Roanoke Times Copyright (c) 1995, Landmark Communications, Inc. DATE: THURSDAY, August 26, 1993 TAG: 9309170421 SECTION: EXTRA PAGE: 2 EDITION: METRO SOURCE: Tom Shales DATELINE: LENGTH: Medium
It's a miniseries series, a succession of multi-parters patterned after the paperback ``romance'' novels that feature chesty hunks caressing bosomy beauties on their covers. The promise of the books is that they will all be the same; if that's the case with the ``Great Escapes,'' we are in for one ridiculous ordeal after another.
NBC's publicity department wants us to think of this as not just a programming gimmick, but a potential tonic: ``Long hours at work ... bumper-to-bumper traffic ... rising taxes ... endless battles with the bulge. We all deserve to get away - even if only for an hour or two.''
True, we all do deserve to get away from those things. But the list is incomplete. What about trashy television? It's right up there with rising taxes and bumper-to-bumper traffic. What ``Great Escapes'' really promises is endless battles with the bilge.
``Trade Winds'' is the name not only of the first miniseries (five chapters long, the first being two hours), it's also a supposedly fabulous resort on the Caribbean island of St. Martin. There, two warring families, the Sommerses and the Philipses, have formed an uneasy truce (are there never to be any easy truces?) that involves a struggle for control of the lush hot property and a big rum empire.
And wouldn't you know, they have a Romeo and a Juliet blooming right in their midst. Beautiful and headstrong Maxine Philips (Michael Michele) is begrudgingly engaged to squirrelly attorney Joseph Gabetti (Dean Tarrolly) but really loves dashing and headstrong playboy Ocean Sommers (Michael McLafferty), who can boast the most exposed pectoral development in these here parts.
Maxine's handsome and headstrong brother Kyle (Allan Dean Moore) hates Ocean and conspires to break up the romance. Ocean, meanwhile, is busily trying to locate a sunken treasure left on the Caribbean's floor 300 years earlier when a Spanish galleon went glub glub glub, though not before its surviving crew members turned into a pack of berserk cannibals.
Christof von Philips (Efrem Zimbalist Jr.), the aging yet still headstrong family patriarch, warns that death awaits he who dares to plunder the sea, at least according to a visitation he had years earlier. Seems he saw the figure of death stalking him at an open market, which can critically inhibit one's shopping.
``Finally,'' he tells his grandson, ``I lost him down an alley.'' Whew, a close one!
Unfortunately, there are so many characters in ``Trade Winds,'' and some of the relationships so nebulous, that it's hard to keep track of who's whose. One good thing about the story is that the Philips clan is matter-of-factly inter-racial, and none of the bickering is done along racial lines.
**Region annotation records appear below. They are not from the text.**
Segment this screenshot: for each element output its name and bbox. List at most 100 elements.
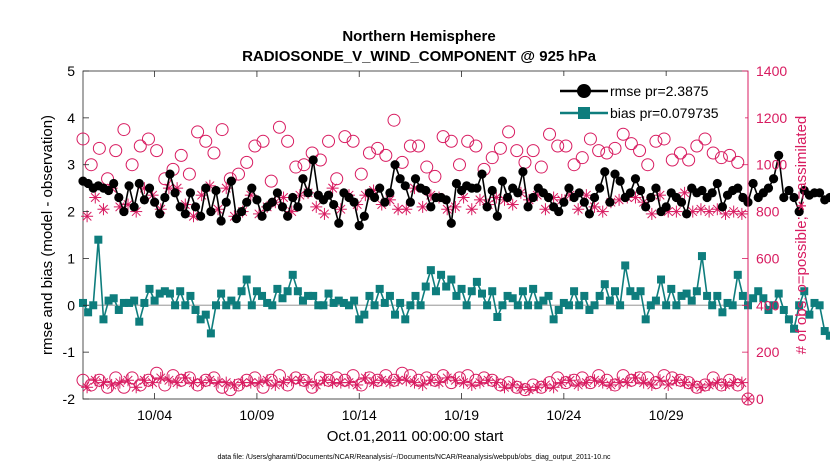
obs-assimilated-point-low: [310, 378, 323, 391]
obs-assimilated-point-low: [547, 381, 560, 394]
bias-point: [222, 301, 231, 310]
bias-point: [273, 284, 282, 293]
bias-series: [79, 235, 830, 340]
obs-assimilated-point-low: [343, 376, 355, 389]
rmse-point: [528, 192, 538, 203]
rmse-point: [697, 185, 707, 196]
bias-point: [682, 289, 691, 298]
obs-possible-point-high: [232, 167, 246, 181]
obs-possible-point-high: [698, 132, 712, 146]
y-right-tick-label: 400: [756, 297, 780, 313]
obs-possible-point-high: [289, 160, 303, 174]
obs-assimilated-point-low: [97, 376, 110, 389]
obs-assimilated-point-low: [482, 374, 495, 387]
rmse-point: [472, 183, 482, 193]
bias-point: [595, 291, 604, 300]
bias-point: [549, 315, 558, 324]
bias-point: [99, 315, 108, 324]
rmse-point: [426, 202, 436, 212]
rmse-point: [400, 181, 410, 191]
bias-point: [554, 305, 563, 314]
rmse-point: [288, 192, 298, 203]
obs-assimilated-point-low: [703, 378, 716, 391]
asterisk-stroke: [401, 375, 411, 385]
x-tick-label: 10/19: [444, 407, 479, 423]
right-axis: 0 200 400 600 800 1000 1200 1400: [742, 63, 787, 407]
obs-possible-point-high: [461, 134, 475, 148]
obs-possible-point-low: [109, 371, 123, 385]
bias-point: [723, 298, 732, 307]
obs-possible-point-low: [575, 371, 589, 385]
asterisk-stroke: [156, 373, 166, 383]
obs-assimilated-point-low: [711, 376, 724, 389]
asterisk-stroke: [180, 373, 190, 383]
obs-possible-point-high: [657, 132, 671, 146]
rmse-point: [451, 178, 462, 189]
rmse-point: [252, 195, 262, 205]
rmse-point: [395, 174, 405, 184]
asterisk-stroke: [213, 378, 223, 388]
rmse-point: [564, 183, 574, 193]
obs-assimilated-point-high: [392, 203, 405, 216]
rmse-point: [359, 211, 369, 221]
obs-possible-point-high: [174, 148, 188, 162]
obs-possible-point-high: [412, 139, 426, 153]
bias-point: [298, 296, 307, 305]
asterisk-stroke: [589, 202, 600, 212]
obs-possible-point-high: [264, 174, 278, 188]
asterisk-stroke: [336, 378, 346, 388]
obs-possible-point-low: [248, 371, 262, 385]
obs-possible-point-low: [158, 378, 172, 392]
bias-point: [411, 291, 420, 300]
bias-point: [288, 270, 297, 279]
bias-point: [626, 287, 635, 296]
obs-assimilated-point-high: [97, 203, 110, 216]
asterisk-stroke: [147, 378, 158, 388]
obs-possible-point-high: [76, 132, 90, 146]
asterisk-stroke: [647, 380, 657, 390]
rmse-point: [610, 169, 620, 179]
bias-point: [125, 298, 134, 307]
obs-possible-point-low: [592, 369, 606, 383]
asterisk-stroke: [319, 209, 330, 219]
bias-point: [795, 301, 804, 310]
rmse-point: [482, 202, 492, 212]
legend-rmse-marker: [577, 84, 591, 98]
obs-possible-point-low: [395, 366, 409, 380]
rmse-point: [190, 202, 201, 212]
rmse-point: [554, 206, 564, 217]
bias-point: [534, 301, 543, 310]
obs-possible-point-high: [567, 158, 581, 172]
rmse-point: [155, 209, 165, 219]
asterisk-stroke: [598, 206, 608, 217]
rmse-point: [641, 202, 651, 212]
obs-possible-point-high: [493, 141, 507, 155]
obs-assimilated-point-low: [162, 374, 175, 387]
rmse-point: [242, 197, 252, 207]
obs-assimilated-point-low: [465, 378, 478, 391]
obs-assimilated-point-low: [678, 376, 691, 389]
obs-assimilated-point-high: [89, 191, 102, 204]
bias-point: [375, 284, 384, 293]
rmse-point: [600, 167, 610, 177]
bias-point: [431, 287, 440, 296]
obs-assimilated-point-low: [441, 371, 454, 384]
bias-point: [421, 282, 430, 291]
obs-assimilated-point-high: [572, 203, 585, 216]
rmse-point: [513, 188, 523, 198]
bias-point: [728, 301, 737, 310]
asterisk-stroke: [311, 380, 321, 390]
bias-point: [769, 301, 778, 310]
obs-possible-point-low: [117, 380, 131, 394]
bias-point: [662, 301, 671, 310]
asterisk-stroke: [344, 378, 354, 388]
obs-possible-point-high: [575, 151, 589, 165]
rmse-point: [308, 155, 318, 165]
obs-possible-point-high: [665, 153, 679, 167]
asterisk-stroke: [729, 378, 739, 388]
obs-possible-point-high: [215, 123, 229, 137]
asterisk-stroke: [622, 378, 632, 388]
rmse-point: [329, 199, 339, 210]
rmse-point: [410, 174, 421, 184]
rmse-point: [293, 202, 303, 212]
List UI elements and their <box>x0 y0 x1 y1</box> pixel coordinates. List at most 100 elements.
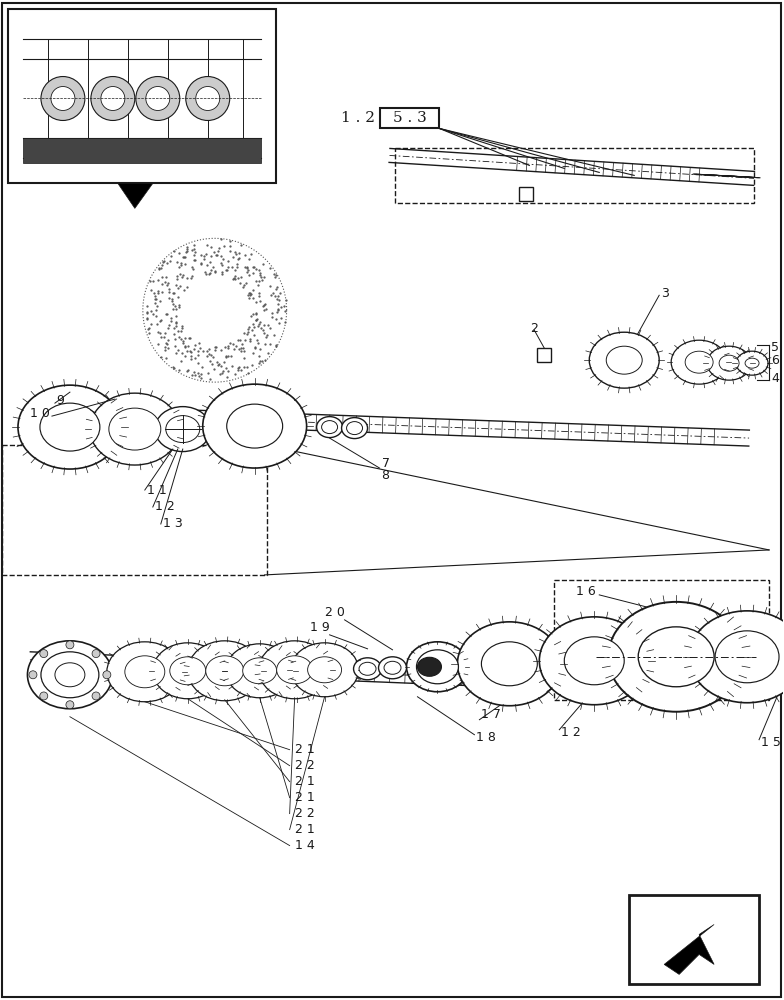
Ellipse shape <box>347 422 362 435</box>
Ellipse shape <box>307 657 342 683</box>
Circle shape <box>41 77 85 120</box>
Ellipse shape <box>205 656 244 686</box>
Ellipse shape <box>406 642 468 692</box>
Ellipse shape <box>418 657 441 676</box>
Ellipse shape <box>719 355 739 371</box>
Text: 1 2: 1 2 <box>561 726 581 739</box>
Text: 1 7: 1 7 <box>481 708 501 721</box>
Ellipse shape <box>291 643 358 697</box>
Bar <box>554 580 769 700</box>
Text: 5: 5 <box>771 341 779 354</box>
Ellipse shape <box>590 332 659 388</box>
Circle shape <box>146 87 170 110</box>
Ellipse shape <box>203 384 307 468</box>
Ellipse shape <box>55 663 85 687</box>
Text: 1 5: 1 5 <box>761 736 781 749</box>
Ellipse shape <box>40 403 100 451</box>
Ellipse shape <box>416 650 459 684</box>
Polygon shape <box>23 138 260 163</box>
Text: 7: 7 <box>382 457 390 470</box>
Circle shape <box>66 701 74 709</box>
Ellipse shape <box>384 661 401 674</box>
Ellipse shape <box>170 657 205 685</box>
Text: 2 1: 2 1 <box>295 823 314 836</box>
Text: 1 . 2: 1 . 2 <box>340 111 375 125</box>
Text: 2 0: 2 0 <box>325 606 344 619</box>
Ellipse shape <box>321 421 338 434</box>
Circle shape <box>136 77 180 120</box>
Ellipse shape <box>457 622 561 706</box>
Ellipse shape <box>715 631 779 683</box>
Circle shape <box>91 77 135 120</box>
Bar <box>2 445 267 575</box>
Ellipse shape <box>342 418 368 439</box>
Ellipse shape <box>107 642 183 702</box>
Text: 1 4: 1 4 <box>295 839 314 852</box>
Ellipse shape <box>41 652 99 698</box>
Ellipse shape <box>90 393 180 465</box>
Text: 2: 2 <box>531 322 539 335</box>
Ellipse shape <box>27 641 112 709</box>
Bar <box>519 187 533 201</box>
Circle shape <box>196 87 220 110</box>
Ellipse shape <box>481 642 537 686</box>
Circle shape <box>186 77 230 120</box>
Circle shape <box>92 650 100 658</box>
Ellipse shape <box>539 617 649 705</box>
Text: 2 2: 2 2 <box>295 759 314 772</box>
Ellipse shape <box>707 346 751 380</box>
Text: 2 1: 2 1 <box>295 775 314 788</box>
Circle shape <box>92 692 100 700</box>
Text: 1 2: 1 2 <box>154 500 175 513</box>
Bar <box>8 9 276 183</box>
Ellipse shape <box>745 358 759 368</box>
Ellipse shape <box>18 385 122 469</box>
Ellipse shape <box>671 340 727 384</box>
Ellipse shape <box>354 658 382 680</box>
Ellipse shape <box>165 416 200 443</box>
Circle shape <box>40 650 48 658</box>
Text: 2 1: 2 1 <box>295 743 314 756</box>
Ellipse shape <box>109 408 161 450</box>
Bar <box>630 895 759 984</box>
Text: 5 . 3: 5 . 3 <box>393 111 426 125</box>
Bar <box>537 348 551 362</box>
Text: 1 8: 1 8 <box>477 731 496 744</box>
Polygon shape <box>118 183 153 208</box>
Circle shape <box>101 87 125 110</box>
Ellipse shape <box>379 657 406 679</box>
Ellipse shape <box>226 644 294 698</box>
Bar <box>379 108 440 128</box>
Circle shape <box>51 87 75 110</box>
Ellipse shape <box>187 641 262 701</box>
Ellipse shape <box>125 656 165 688</box>
Ellipse shape <box>685 351 713 373</box>
Text: 2 1: 2 1 <box>295 791 314 804</box>
Circle shape <box>66 641 74 649</box>
Ellipse shape <box>243 658 277 684</box>
Ellipse shape <box>564 637 624 685</box>
Circle shape <box>29 671 37 679</box>
Text: 3: 3 <box>661 287 669 300</box>
Text: 2 2: 2 2 <box>295 807 314 820</box>
Text: 1 1: 1 1 <box>147 484 166 497</box>
Text: 4: 4 <box>771 372 779 385</box>
Text: 1 0: 1 0 <box>30 407 50 420</box>
Bar <box>394 148 754 203</box>
Circle shape <box>103 671 111 679</box>
Text: 1 9: 1 9 <box>310 621 329 634</box>
Text: 8: 8 <box>382 469 390 482</box>
Ellipse shape <box>606 346 642 374</box>
Circle shape <box>40 692 48 700</box>
Ellipse shape <box>608 602 744 712</box>
Ellipse shape <box>259 641 331 699</box>
Text: 1 6: 1 6 <box>575 585 595 598</box>
Ellipse shape <box>154 407 211 452</box>
Ellipse shape <box>317 417 343 438</box>
Ellipse shape <box>277 656 313 684</box>
Ellipse shape <box>736 351 768 375</box>
Text: 6: 6 <box>771 354 779 367</box>
Ellipse shape <box>638 627 714 687</box>
Ellipse shape <box>227 404 283 448</box>
Text: 1 3: 1 3 <box>163 517 183 530</box>
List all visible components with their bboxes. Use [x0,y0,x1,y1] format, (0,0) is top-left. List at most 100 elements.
They're greedy, underhanded and double-dealing, but they aren't bigots.
Hugh Bush wrote the dizzy script, dull Charles Jarrott directed, and Douglas S. Cramer, long associated with ``Dynasty,'' is the executive producer. Theirs is the kind of film that guarantees you no real surprises, so that when one character says reassuringly, ``Look, nothing bad is going to happen, okay?,'' you know for sure that the poor guy's number is just about up.
One surprise is how little lustiness brews in this tempestuous teapot. The filmmakers are so busy with financial shenanigans and voodoo curses that they neglect the heavy breathing. The shapeliest women in the cast were issued bikinis, however, and thoughtfully take turns modeling them.
For all their flaming passions and snappy tans, the people of ``Trade Winds'' are really not quite fascinating. Seldom have so many headstrong characters seemed so feebleminded. Viewers may find themselves wishing for a big blustery tropical storm to come along and blow them all away.
There never seems to be a hurricane around when you really need one.